I don’t need people. My bear doesn’t need a sleuth. Four months every summer, I live in a fire lookout tower — just me, the radio, and miles of territory to patrol. I shift under the stars. I run until my muscles ache. I am content alone in a way most shifters never understand.
Then a scent drifts up to my tower from the cabin a mile below, and my grizzly stops breathing.
She’s a shifter. I know that much. But she’s not Ridgewood. Not Crescent. Not Aspen Hollow. She’s something other. Something colder. Something rarer than I’ve ever scented in my life.
Gabi Laurent is the last polar bear shifter in the lower forty-eight. The last of a bloodline. A woman who’s spent her whole adult life solitary because there’s no one of her kind to find — and who came to my mountain to write the only record her people will ever have.

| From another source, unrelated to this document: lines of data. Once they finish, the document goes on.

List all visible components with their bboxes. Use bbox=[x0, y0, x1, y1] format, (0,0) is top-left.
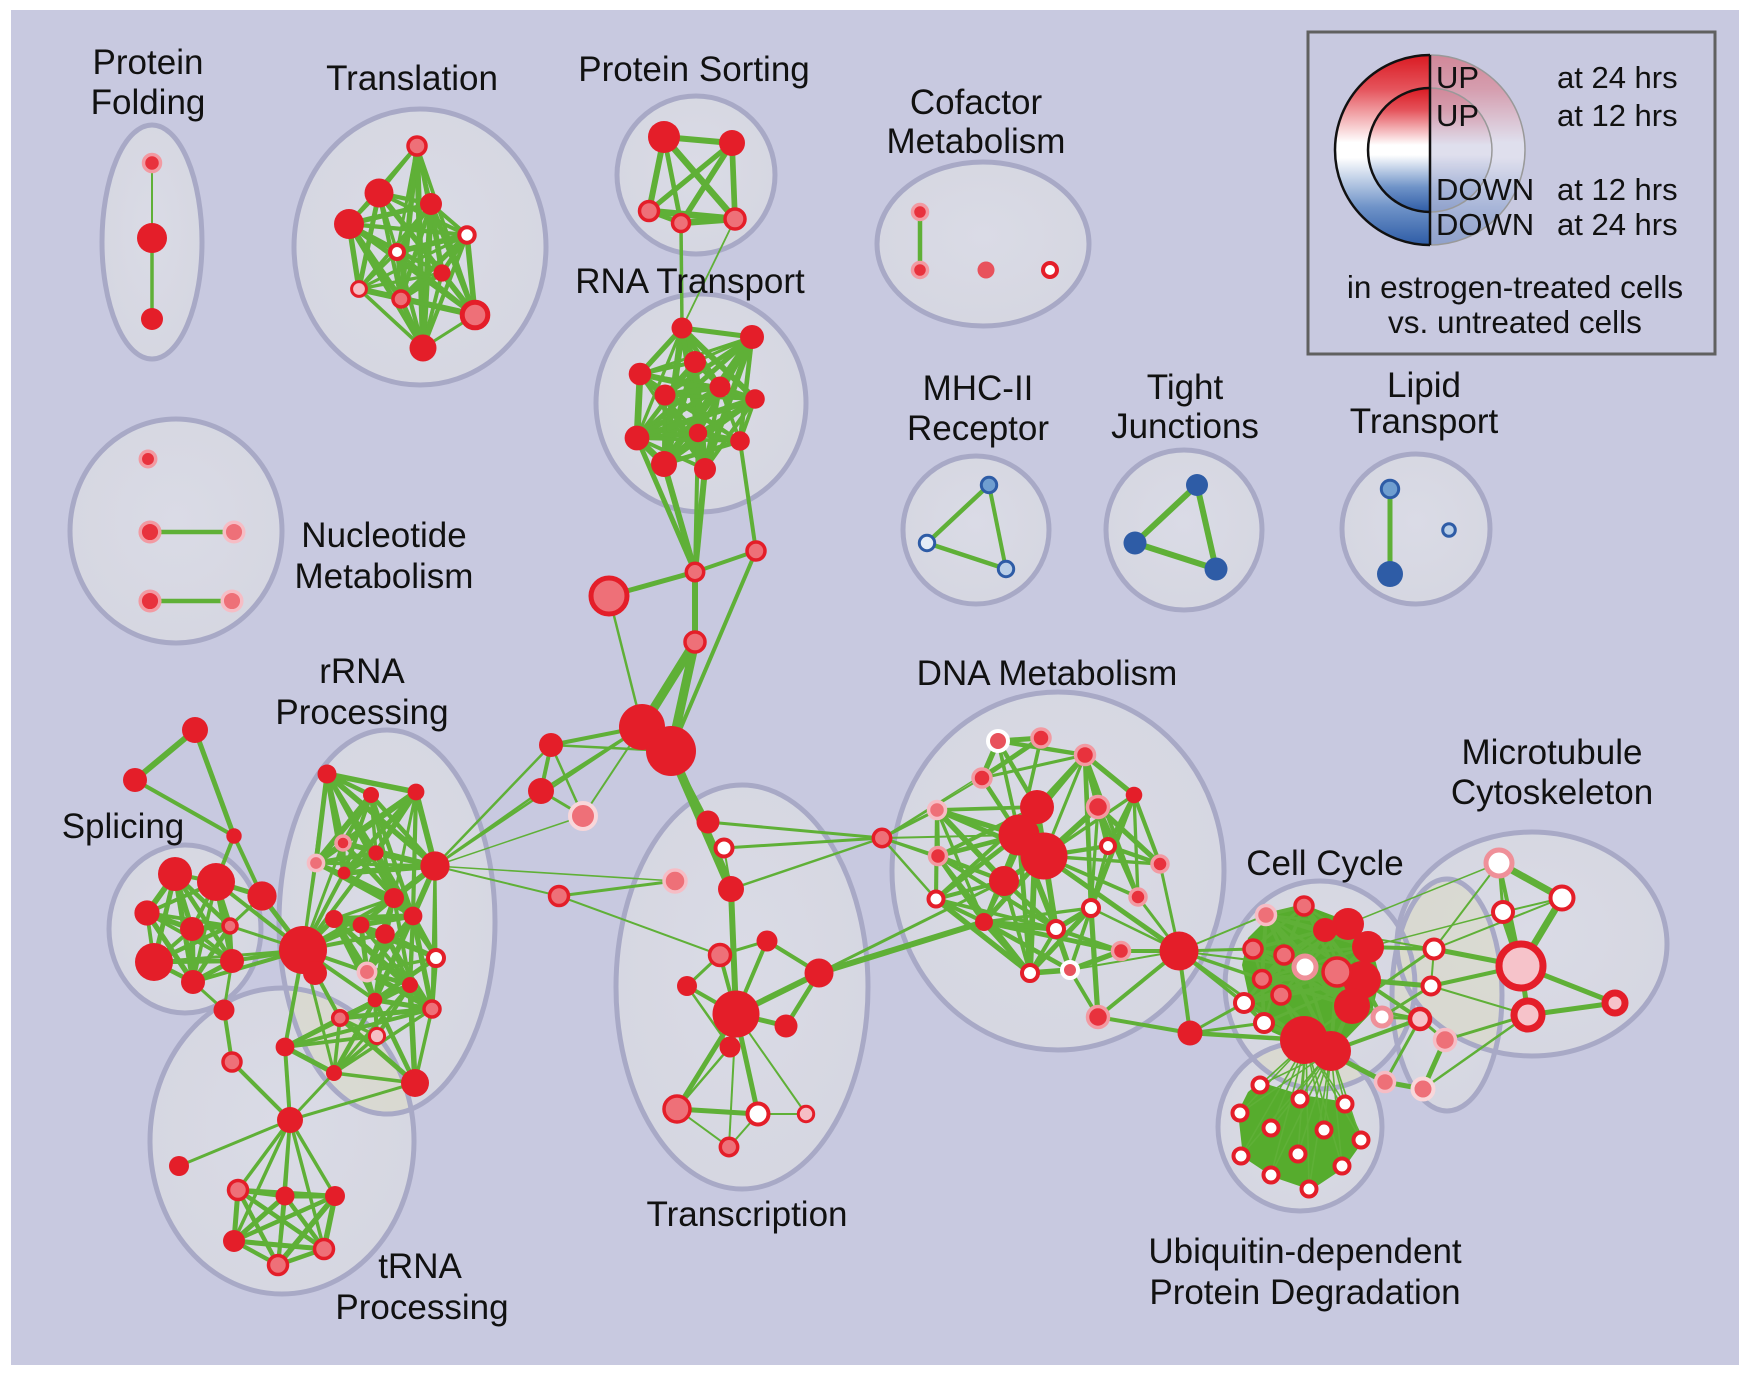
svg-text:rRNA: rRNA bbox=[319, 652, 405, 691]
svg-text:Junctions: Junctions bbox=[1111, 407, 1259, 446]
svg-text:Microtubule: Microtubule bbox=[1462, 733, 1643, 772]
svg-text:Cofactor: Cofactor bbox=[910, 83, 1043, 122]
svg-text:Lipid: Lipid bbox=[1387, 366, 1461, 405]
svg-text:Splicing: Splicing bbox=[62, 807, 185, 846]
svg-text:DNA Metabolism: DNA Metabolism bbox=[917, 654, 1178, 693]
svg-text:at 24 hrs: at 24 hrs bbox=[1557, 207, 1678, 242]
svg-text:Processing: Processing bbox=[275, 693, 448, 732]
svg-text:at 24 hrs: at 24 hrs bbox=[1557, 60, 1678, 95]
svg-text:Ubiquitin-dependent: Ubiquitin-dependent bbox=[1148, 1232, 1462, 1271]
svg-text:Metabolism: Metabolism bbox=[887, 122, 1066, 161]
svg-text:Processing: Processing bbox=[335, 1288, 508, 1327]
svg-text:UP: UP bbox=[1436, 60, 1479, 95]
svg-text:tRNA: tRNA bbox=[378, 1247, 462, 1286]
svg-text:Receptor: Receptor bbox=[907, 409, 1049, 448]
svg-text:Nucleotide: Nucleotide bbox=[301, 516, 466, 555]
svg-text:Protein Degradation: Protein Degradation bbox=[1149, 1273, 1460, 1312]
svg-text:RNA Transport: RNA Transport bbox=[575, 262, 805, 301]
svg-text:Cytoskeleton: Cytoskeleton bbox=[1451, 773, 1653, 812]
svg-text:DOWN: DOWN bbox=[1436, 172, 1534, 207]
svg-text:vs. untreated cells: vs. untreated cells bbox=[1388, 304, 1642, 340]
svg-text:Protein Sorting: Protein Sorting bbox=[578, 50, 810, 89]
svg-text:Translation: Translation bbox=[326, 59, 498, 98]
svg-text:UP: UP bbox=[1436, 98, 1479, 133]
svg-text:Transport: Transport bbox=[1350, 402, 1499, 441]
svg-text:at 12 hrs: at 12 hrs bbox=[1557, 172, 1678, 207]
svg-text:Metabolism: Metabolism bbox=[295, 557, 474, 596]
svg-text:Protein: Protein bbox=[93, 43, 204, 82]
svg-text:in estrogen-treated cells: in estrogen-treated cells bbox=[1347, 269, 1683, 305]
svg-text:Folding: Folding bbox=[91, 83, 206, 122]
svg-text:at 12 hrs: at 12 hrs bbox=[1557, 98, 1678, 133]
svg-text:DOWN: DOWN bbox=[1436, 207, 1534, 242]
svg-text:MHC-II: MHC-II bbox=[923, 369, 1034, 408]
svg-text:Cell Cycle: Cell Cycle bbox=[1246, 844, 1404, 883]
svg-text:Transcription: Transcription bbox=[647, 1195, 848, 1234]
svg-text:Tight: Tight bbox=[1147, 368, 1224, 407]
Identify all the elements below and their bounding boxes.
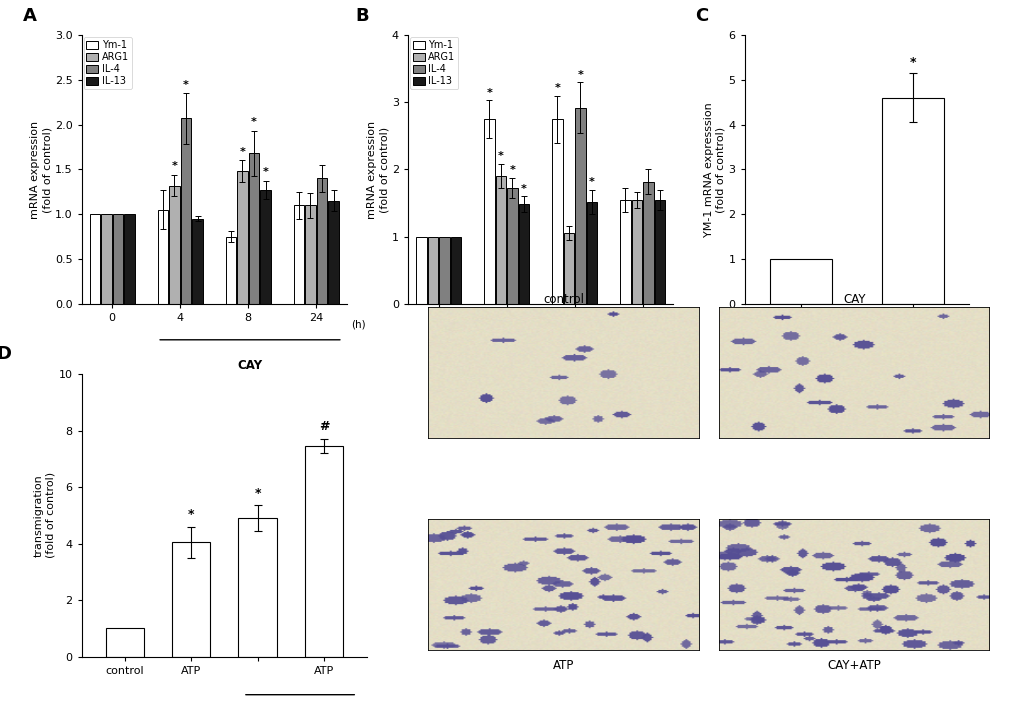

My bear doesn’t care about bloodlines.
He starts leaving her things on her porch. Firewood she didn’t ask for. A deer he killed. Carved bone from his workshop. Small, quiet courtship offerings from a grizzly to a polar bear who’s never been courted by anything in her life.
The first time she shifts, eight hundred pounds of cream-white bear stepping into the moonlight outside her cabin, I forget how to breathe.
She thinks being the last of her kind means choosing extinction.
I’m going to spend the rest of my life teaching her it means choosing what survives.